Mais c’est toujours en Grèce que la situation demeure la plus préoccupante, dans un climat social qui se détériore jour après jour. Le gouvernement de coalition est soumis à une très forte pression de ses partenaires européens en vue du déblocage du second plan d’aide de 130 milliards d’euros. L’Eurogroupe, chargé de l’entériner, a reporté sa réunion au lundi 20 février.

A ce stade, un accord a été trouvé sur EUR325mn d’économies supplémentaires en 2012 (au prix de la démission de plusieurs membres du cabinet du Premier ministre). Les chefs de file du PASOK et du Parti de la Nouvelle Démocratie ont signé des lettres d’intention les engageant à respecter les décisions du gouvernement actuel, même après les élections générales.

Enfin, un accord avec les créanciers privés était attendu en fin de semaine sur la base d’une participation du FESF à l’échange : un euro d’ancienne dette grecque serait échangé avec une décote de 50% contre 35 centimes de nouvelle dette grecque et 15 centimes de titres du FESEF. Compte tenu de la montée du mouvement contestataire à Athènes et de l’approche des élections, de nouvelles divergences au sein de l’Eurogroupe sont apparues.

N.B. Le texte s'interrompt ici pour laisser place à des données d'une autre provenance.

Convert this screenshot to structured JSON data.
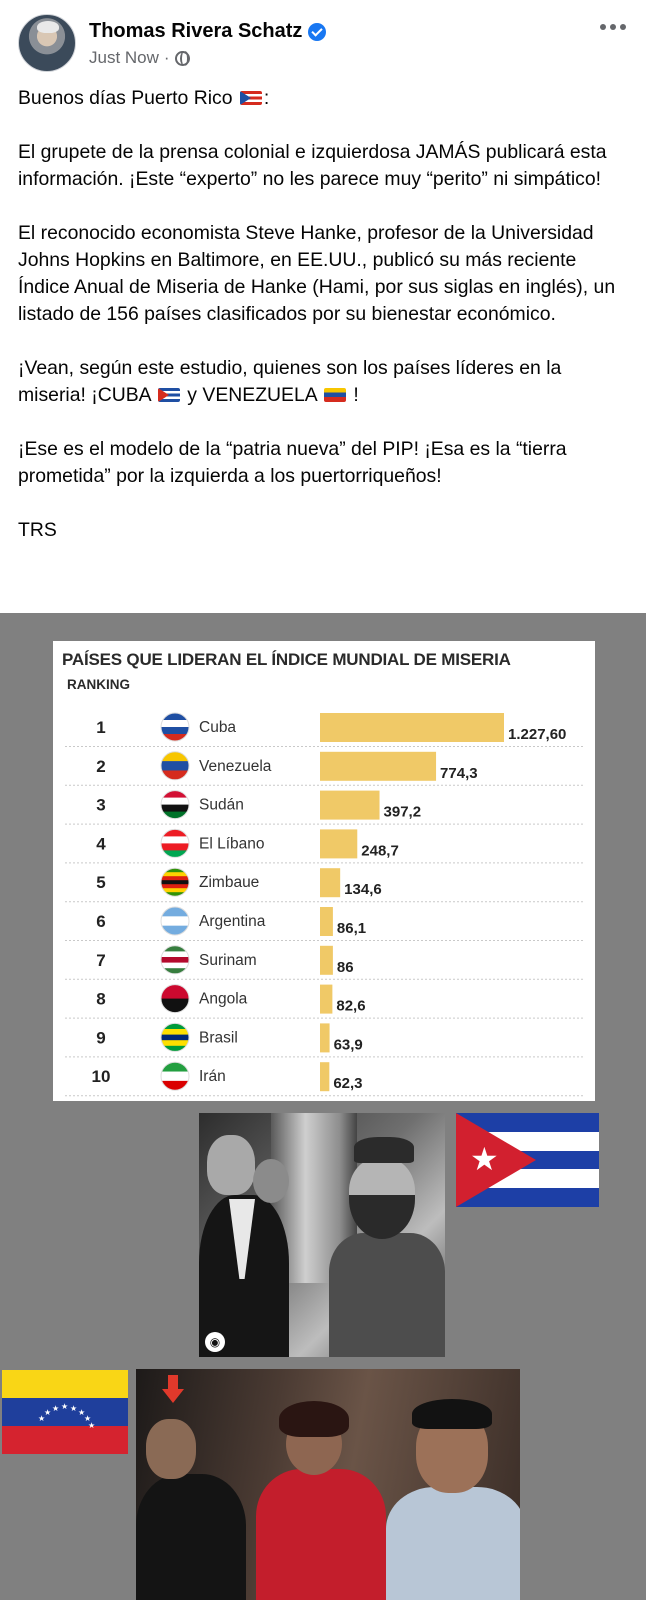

Si la plupart des Etats membres souhaitent renforcer les conditionnalités d’octroi du nouveau plan d’aide, craignant une fois encore que la Grèce ne se soustraie à ses engagements, l’Allemagne, la Finlande et les Pays-bas, particulièrement échaudés par les mauvais résultats du pays, durcissent encore un peu plus le ton. Ils ne veulent pas négocier avant les élections d’avril, afin d’obtenir l’engagement total du prochain gouvernement1. Si tel n’était pas le cas, Berlin évoque même l’idée d’imposer la formation d’un gouvernement de techniciens, inspiré de l’exemple italien, qui assurerait la mise en oeuvre des mesures conditionnelles à l’octroi de nouveaux fonds, les élections étant ajournées sine die. En attendant et en l’absence d’accord, la Grèce devra faire face dès le mois prochain à une tombée d’emprunt (EUR 14,4 mds, le 20 mars). Le défaut pourrait toutefois être évité en puisant dans les fonds inutilisés du premier programme d’aide, soit EUR37mds sur un total de EUR110mds.

NOTES

  1. Le Parti de la Nouvelle Démocratie, avec à sa tête Antonis Samaras, pressenti pour devenir le prochain Premier ministre, mène dans les sondages, avec 30 à 33% d’intentions de vote. Un gouvernement de coalition verrait probablement le jour, scellant une alliance avec le PASOK, qui récolte 8 à 10% des intentions de vote.